Problem

Theorem (the Fundamental Theorem of Arithmetic)

Every integer greater than \(1\) can be expressed as a product of primes. Moreover, this product is unique up to reordering the factors.

This is a really important theorem—that’s why it’s called “fundamental”! It tells us two things: existence (there is a prime factorisation), and uniqueness (the prime factorisation is unique). Both parts are useful in all sorts of places.

The existence part is useful because it tells us that the primes are somehow the “building blocks” from which all integers are made, and this helps with lots of things.

The uniqueness part is useful because it allows us to do certain things that would otherwise not be possible. For example, if we know the prime factorisation of \(n\), then we know the prime factorisation of \(n^2\), safe in the knowledge that \(n^2\) can’t also have some other prime factorisation.

Note that the fundamental theorem of arithmetic is one good reason why it’s convenient to define \(1\) not to be a prime. If it were prime, then we could include as many factors of \(1\) as we liked in the prime factorisation of a number to get lots of different (but not interestingly different) factorisations.


The statements below can be sorted into a proof of the Fundamental Theorem of Arithmetic.
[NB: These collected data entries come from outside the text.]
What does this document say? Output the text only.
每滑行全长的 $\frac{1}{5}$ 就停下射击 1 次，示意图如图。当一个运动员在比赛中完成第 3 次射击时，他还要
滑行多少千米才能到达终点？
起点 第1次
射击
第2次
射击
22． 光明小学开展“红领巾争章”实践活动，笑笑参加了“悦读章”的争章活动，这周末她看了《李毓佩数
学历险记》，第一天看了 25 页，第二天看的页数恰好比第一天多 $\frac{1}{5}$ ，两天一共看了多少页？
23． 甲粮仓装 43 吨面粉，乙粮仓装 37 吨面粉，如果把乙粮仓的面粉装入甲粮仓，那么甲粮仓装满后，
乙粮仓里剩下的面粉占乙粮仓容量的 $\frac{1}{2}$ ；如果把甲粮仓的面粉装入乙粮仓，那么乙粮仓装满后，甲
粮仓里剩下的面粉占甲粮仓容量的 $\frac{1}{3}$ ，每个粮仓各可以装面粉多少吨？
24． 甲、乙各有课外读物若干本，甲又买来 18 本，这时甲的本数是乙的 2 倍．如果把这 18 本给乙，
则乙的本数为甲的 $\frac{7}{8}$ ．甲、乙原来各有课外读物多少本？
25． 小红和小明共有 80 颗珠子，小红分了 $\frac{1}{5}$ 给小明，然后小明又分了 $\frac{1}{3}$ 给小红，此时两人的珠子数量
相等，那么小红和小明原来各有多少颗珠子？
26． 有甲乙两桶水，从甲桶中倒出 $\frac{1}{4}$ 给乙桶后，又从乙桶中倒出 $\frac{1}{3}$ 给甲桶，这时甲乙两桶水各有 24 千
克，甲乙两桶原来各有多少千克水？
You might want to print them out and cut them up to rearrange them.

To help, we’ve separated the two parts (existence and uniqueness), so you only need to shuffle statements within each part.


Existence

Every integer greater than \(1\) can be expressed as a product of primes.
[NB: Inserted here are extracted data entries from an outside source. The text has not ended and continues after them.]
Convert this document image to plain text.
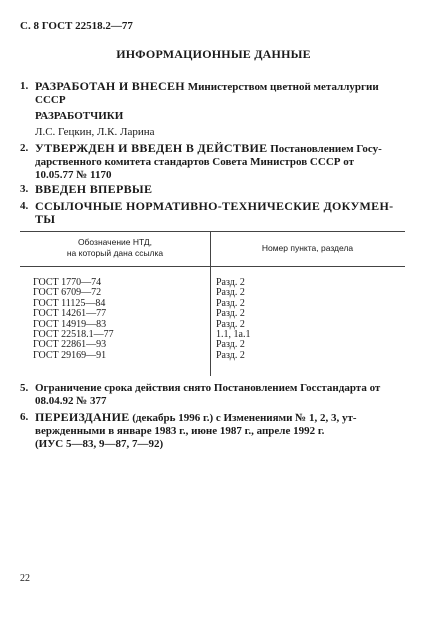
С. 8 ГОСТ 22518.2—77
ИНФОРМАЦИОННЫЕ ДАННЫЕ
1. РАЗРАБОТАН И ВНЕСЕН Министерством цветной металлургии
СССР
РАЗРАБОТЧИКИ
Л.С. Гецкин, Л.К. Ларина
2. УТВЕРЖДЕН И ВВЕДЕН В ДЕЙСТВИЕ Постановлением Госу-
дарственного комитета стандартов Совета Министров СССР от
10.05.77 № 1170
3. ВВЕДЕН ВПЕРВЫЕ
4. ССЫЛОЧНЫЕ НОРМАТИВНО-ТЕХНИЧЕСКИЕ ДОКУМЕН-
ТЫ
Обозначение НТД,
на который дана ссылка	Номер пункта, раздела
ГОСТ 1770—74	Разд. 2
ГОСТ 6709—72	Разд. 2
ГОСТ 11125—84	Разд. 2
ГОСТ 14261—77	Разд. 2
ГОСТ 14919—83	Разд. 2
ГОСТ 22518.1—77	1.1, 1а.1
ГОСТ 22861—93	Разд. 2
ГОСТ 29169—91	Разд. 2
5. Ограничение срока действия снято Постановлением Госстандарта от
08.04.92 № 377
6. ПЕРЕИЗДАНИЕ (декабрь 1996 г.) с Изменениями № 1, 2, 3, ут-
вержденными в январе 1983 г., июне 1987 г., апреле 1992 г.
(ИУС 5—83, 9—87, 7—92)
22
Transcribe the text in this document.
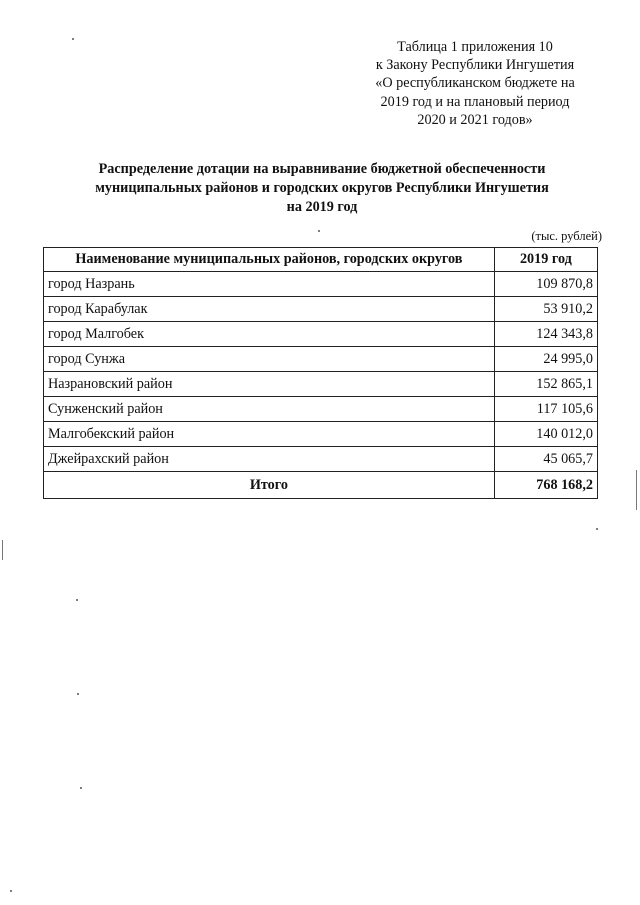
Таблица 1 приложения 10
к Закону Республики Ингушетия
«О республиканском бюджете на
2019 год и на плановый период
2020 и 2021 годов»
Распределение дотации на выравнивание бюджетной обеспеченности
муниципальных районов и городских округов Республики Ингушетия
на 2019 год
(тыс. рублей)
Наименование муниципальных районов, городских округов	2019 год
город Назрань	109 870,8
город Карабулак	53 910,2
город Малгобек	124 343,8
город Сунжа	24 995,0
Назрановский район	152 865,1
Сунженский район	117 105,6
Малгобекский район	140 012,0
Джейрахский район	45 065,7
Итого	768 168,2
That is, there is a smallest number that doesn’t have a prime factorisation, say \(n\).

So \(n\) is composite, say \(n = ab\) with \(1 < a\), \(b < n\).

Then there must be a minimal counterexample.

Any prime has a prime factorisation.

But then \(n\) has a prime factorisation: the product of the prime factorisations of \(a\) and \(b\).

Suppose that the result is not true.

(We’ll show that this leads to a contradiction.)

So there is not a counterexample—the result is true.

So \(n\) is not prime.

Since \(a\) and \(b\) are smaller than \(n\), they have prime factorisations.

(Remember that \(n\) is the smallest number that doesn’t have a prime factorisation.)


Uniqueness

The product is unique up to reordering the factors.

Then we can cancel these primes from the products.

Say \(n = p_1 \ldots p_k = q_1 \ldots q_l\), where \(p_1\), …, \(p_k\), \(q_1\), …, \(q_l\) are primes, not necessarily distinct.

Suppose that some number \(n\) has two prime factorisations.

Since \(p_1\), \(q_1\), …, \(q_l\) are prime, we must have \(p_1 = q_r\) for some \(r\).

So \(p_1\), \(p_2\), …, \(p_k\) are in fact \(q_1\), \(q_2\), …, \(q_l\) in some order.

We can continue in this way.

Then \(p_1\) divides \(q_1 \ldots q_l\) and \(p_1\) is prime, so \(p_1\) divides \(q_1\) or \(p_1\) divides \(q_2\) or … or \(p_1\) divides \(q_l\).